2. Keep the schema stable and quantized.
3. Encode hard rules explicitly instead of relying on vague prose.
4. Run evaluation after every fine-tune.
5. Add a post-processor to enforce hard constraints if the runtime must be deterministic.
## Suggested training roadmap
### v0
- Small curated dataset
- QLoRA adapter
- Schema-valid JSON only
- Anchor and budget constraints
### v1
- More genres and sections
- Better masking and width rules
- Object motion patterns
- Automatic validation and repair loop
### v2
- Preference tuning on human A/B judgments
- A dedicated reward signal for clarity, masking avoidance, and translation safety
## Intended use
GravityLLM is designed for:
- music-tech pipelines
- Spatial9 scene authoring
- assisted immersive-audio layout generation
- IAMF-ready authoring workflows
- renderer-side JSON generation
## Limitations
- This repo does not include trained weights out of the box.

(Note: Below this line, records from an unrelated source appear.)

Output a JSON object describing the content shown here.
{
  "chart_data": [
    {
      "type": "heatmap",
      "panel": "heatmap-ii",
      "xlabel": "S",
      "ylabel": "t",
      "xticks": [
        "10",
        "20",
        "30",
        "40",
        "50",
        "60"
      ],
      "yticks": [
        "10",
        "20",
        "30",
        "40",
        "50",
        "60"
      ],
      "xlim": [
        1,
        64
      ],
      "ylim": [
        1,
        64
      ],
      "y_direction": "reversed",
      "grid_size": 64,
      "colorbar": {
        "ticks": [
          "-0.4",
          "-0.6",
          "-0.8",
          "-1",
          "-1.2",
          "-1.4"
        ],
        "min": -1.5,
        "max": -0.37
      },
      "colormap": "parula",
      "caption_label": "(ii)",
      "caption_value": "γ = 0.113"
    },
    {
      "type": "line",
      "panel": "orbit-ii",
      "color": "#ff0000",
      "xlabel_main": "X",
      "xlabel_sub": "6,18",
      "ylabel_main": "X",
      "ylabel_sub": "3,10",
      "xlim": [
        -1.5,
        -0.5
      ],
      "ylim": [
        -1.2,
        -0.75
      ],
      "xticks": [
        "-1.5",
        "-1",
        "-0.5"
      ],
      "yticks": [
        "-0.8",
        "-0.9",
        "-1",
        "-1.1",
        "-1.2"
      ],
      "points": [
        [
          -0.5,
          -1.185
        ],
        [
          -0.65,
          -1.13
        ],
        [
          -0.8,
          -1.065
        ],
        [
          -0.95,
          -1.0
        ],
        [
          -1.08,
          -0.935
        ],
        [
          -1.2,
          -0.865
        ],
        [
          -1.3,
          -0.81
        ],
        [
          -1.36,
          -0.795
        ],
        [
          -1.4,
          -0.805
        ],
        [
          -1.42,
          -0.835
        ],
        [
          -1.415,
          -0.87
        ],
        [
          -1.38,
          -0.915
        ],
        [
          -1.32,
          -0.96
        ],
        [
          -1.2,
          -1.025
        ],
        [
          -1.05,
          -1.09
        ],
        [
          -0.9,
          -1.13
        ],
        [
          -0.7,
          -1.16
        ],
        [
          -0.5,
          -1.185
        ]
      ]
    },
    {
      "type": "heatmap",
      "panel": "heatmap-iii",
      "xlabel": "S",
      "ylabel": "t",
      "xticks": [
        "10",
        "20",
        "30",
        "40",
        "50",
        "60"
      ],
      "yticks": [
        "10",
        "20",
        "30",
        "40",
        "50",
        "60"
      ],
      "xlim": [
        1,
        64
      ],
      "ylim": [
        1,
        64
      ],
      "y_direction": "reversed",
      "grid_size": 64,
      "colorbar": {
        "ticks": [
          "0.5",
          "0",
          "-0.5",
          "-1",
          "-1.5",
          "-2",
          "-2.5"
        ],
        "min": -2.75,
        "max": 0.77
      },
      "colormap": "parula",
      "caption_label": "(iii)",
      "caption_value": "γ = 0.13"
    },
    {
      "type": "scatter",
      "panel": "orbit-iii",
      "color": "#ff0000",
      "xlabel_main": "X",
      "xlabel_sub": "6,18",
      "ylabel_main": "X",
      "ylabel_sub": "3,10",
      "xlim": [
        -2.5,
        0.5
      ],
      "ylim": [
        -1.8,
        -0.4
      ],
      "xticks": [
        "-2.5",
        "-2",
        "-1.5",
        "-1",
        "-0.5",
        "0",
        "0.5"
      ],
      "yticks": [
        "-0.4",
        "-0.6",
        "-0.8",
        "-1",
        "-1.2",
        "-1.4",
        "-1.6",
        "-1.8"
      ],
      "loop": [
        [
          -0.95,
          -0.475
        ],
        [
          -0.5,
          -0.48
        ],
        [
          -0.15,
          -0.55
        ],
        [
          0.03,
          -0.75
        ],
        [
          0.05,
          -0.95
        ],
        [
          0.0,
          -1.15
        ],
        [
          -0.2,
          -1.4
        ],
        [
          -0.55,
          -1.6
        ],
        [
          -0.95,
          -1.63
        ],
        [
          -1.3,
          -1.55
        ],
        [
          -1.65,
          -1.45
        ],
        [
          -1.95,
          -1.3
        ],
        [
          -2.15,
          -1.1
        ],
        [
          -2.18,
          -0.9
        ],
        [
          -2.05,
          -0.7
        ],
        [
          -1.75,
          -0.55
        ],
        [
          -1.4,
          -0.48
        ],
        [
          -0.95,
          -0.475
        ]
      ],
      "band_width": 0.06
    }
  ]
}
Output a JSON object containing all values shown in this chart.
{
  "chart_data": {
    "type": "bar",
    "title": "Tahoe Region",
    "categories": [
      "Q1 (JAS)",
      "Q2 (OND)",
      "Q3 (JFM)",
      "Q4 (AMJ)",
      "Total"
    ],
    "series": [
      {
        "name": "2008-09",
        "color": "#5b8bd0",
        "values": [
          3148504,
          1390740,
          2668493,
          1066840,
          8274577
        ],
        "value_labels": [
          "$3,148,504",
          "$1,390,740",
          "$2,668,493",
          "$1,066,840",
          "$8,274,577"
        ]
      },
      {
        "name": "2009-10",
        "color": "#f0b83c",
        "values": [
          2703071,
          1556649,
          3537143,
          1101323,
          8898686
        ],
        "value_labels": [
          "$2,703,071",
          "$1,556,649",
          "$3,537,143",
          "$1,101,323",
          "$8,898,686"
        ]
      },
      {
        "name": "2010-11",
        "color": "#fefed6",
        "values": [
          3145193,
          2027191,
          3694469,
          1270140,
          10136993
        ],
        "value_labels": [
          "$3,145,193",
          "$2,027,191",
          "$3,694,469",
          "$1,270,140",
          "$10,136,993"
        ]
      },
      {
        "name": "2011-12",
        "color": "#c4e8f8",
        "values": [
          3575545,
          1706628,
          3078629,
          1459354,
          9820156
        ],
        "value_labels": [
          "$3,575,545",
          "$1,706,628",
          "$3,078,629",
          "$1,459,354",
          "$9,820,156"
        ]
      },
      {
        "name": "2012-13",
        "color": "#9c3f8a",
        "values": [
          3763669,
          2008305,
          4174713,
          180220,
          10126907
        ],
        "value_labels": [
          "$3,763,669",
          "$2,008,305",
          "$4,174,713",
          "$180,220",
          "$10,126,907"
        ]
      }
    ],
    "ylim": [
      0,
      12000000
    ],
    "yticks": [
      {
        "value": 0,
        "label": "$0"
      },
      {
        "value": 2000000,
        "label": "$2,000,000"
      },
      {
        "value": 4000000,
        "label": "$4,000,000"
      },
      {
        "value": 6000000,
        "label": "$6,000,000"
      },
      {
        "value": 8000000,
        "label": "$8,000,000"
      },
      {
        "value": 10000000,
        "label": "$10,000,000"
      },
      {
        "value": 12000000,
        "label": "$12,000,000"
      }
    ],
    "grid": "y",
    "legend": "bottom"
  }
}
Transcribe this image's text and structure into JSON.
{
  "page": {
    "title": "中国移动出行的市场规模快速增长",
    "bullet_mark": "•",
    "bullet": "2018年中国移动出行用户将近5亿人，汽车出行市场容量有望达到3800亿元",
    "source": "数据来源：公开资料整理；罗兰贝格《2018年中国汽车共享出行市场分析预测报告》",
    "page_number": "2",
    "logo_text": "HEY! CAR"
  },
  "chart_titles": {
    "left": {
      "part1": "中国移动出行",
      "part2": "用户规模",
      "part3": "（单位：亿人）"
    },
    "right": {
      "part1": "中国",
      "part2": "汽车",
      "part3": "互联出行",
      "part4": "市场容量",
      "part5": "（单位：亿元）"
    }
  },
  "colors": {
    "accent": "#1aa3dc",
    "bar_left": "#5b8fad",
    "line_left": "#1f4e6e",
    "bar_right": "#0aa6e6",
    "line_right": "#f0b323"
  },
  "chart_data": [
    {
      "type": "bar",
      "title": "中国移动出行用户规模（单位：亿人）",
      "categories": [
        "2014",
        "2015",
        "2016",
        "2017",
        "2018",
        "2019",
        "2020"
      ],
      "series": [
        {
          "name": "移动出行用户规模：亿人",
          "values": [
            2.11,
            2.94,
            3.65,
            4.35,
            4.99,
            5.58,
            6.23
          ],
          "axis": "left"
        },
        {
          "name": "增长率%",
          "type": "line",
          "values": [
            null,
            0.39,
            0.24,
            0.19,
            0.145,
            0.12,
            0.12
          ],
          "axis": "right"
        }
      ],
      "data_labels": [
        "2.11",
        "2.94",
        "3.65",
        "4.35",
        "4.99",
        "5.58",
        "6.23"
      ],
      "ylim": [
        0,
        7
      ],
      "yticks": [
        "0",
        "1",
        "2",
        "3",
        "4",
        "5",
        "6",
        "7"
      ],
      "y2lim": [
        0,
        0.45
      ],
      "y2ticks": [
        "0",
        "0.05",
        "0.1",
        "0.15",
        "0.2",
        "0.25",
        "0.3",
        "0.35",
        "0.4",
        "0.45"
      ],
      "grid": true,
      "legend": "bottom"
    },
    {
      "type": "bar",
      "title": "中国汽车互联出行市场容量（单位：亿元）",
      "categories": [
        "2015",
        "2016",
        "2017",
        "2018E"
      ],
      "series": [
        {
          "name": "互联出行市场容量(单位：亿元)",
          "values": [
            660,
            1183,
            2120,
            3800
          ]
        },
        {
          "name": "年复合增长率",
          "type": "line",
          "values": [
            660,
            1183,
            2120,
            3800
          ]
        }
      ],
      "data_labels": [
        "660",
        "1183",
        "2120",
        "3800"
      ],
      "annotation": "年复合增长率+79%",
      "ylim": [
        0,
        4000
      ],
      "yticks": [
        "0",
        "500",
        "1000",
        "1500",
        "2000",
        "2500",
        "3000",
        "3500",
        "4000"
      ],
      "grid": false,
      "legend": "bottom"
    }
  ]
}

- The model only knows what you teach it through your dataset.
- Raw audio is not consumed directly here; the training pipeline expects structured stem features.
- Production systems should still validate outputs and optionally apply a rule-based correction pass.
## Safety and reliability
- Always validate generated scenes against the JSON schema.
- Keep low-end centering as a hard rule outside the model if that is non-negotiable.
- Treat the model as a scene proposal engine, not an oracle.
## License
This repository is released under Apache-2.0.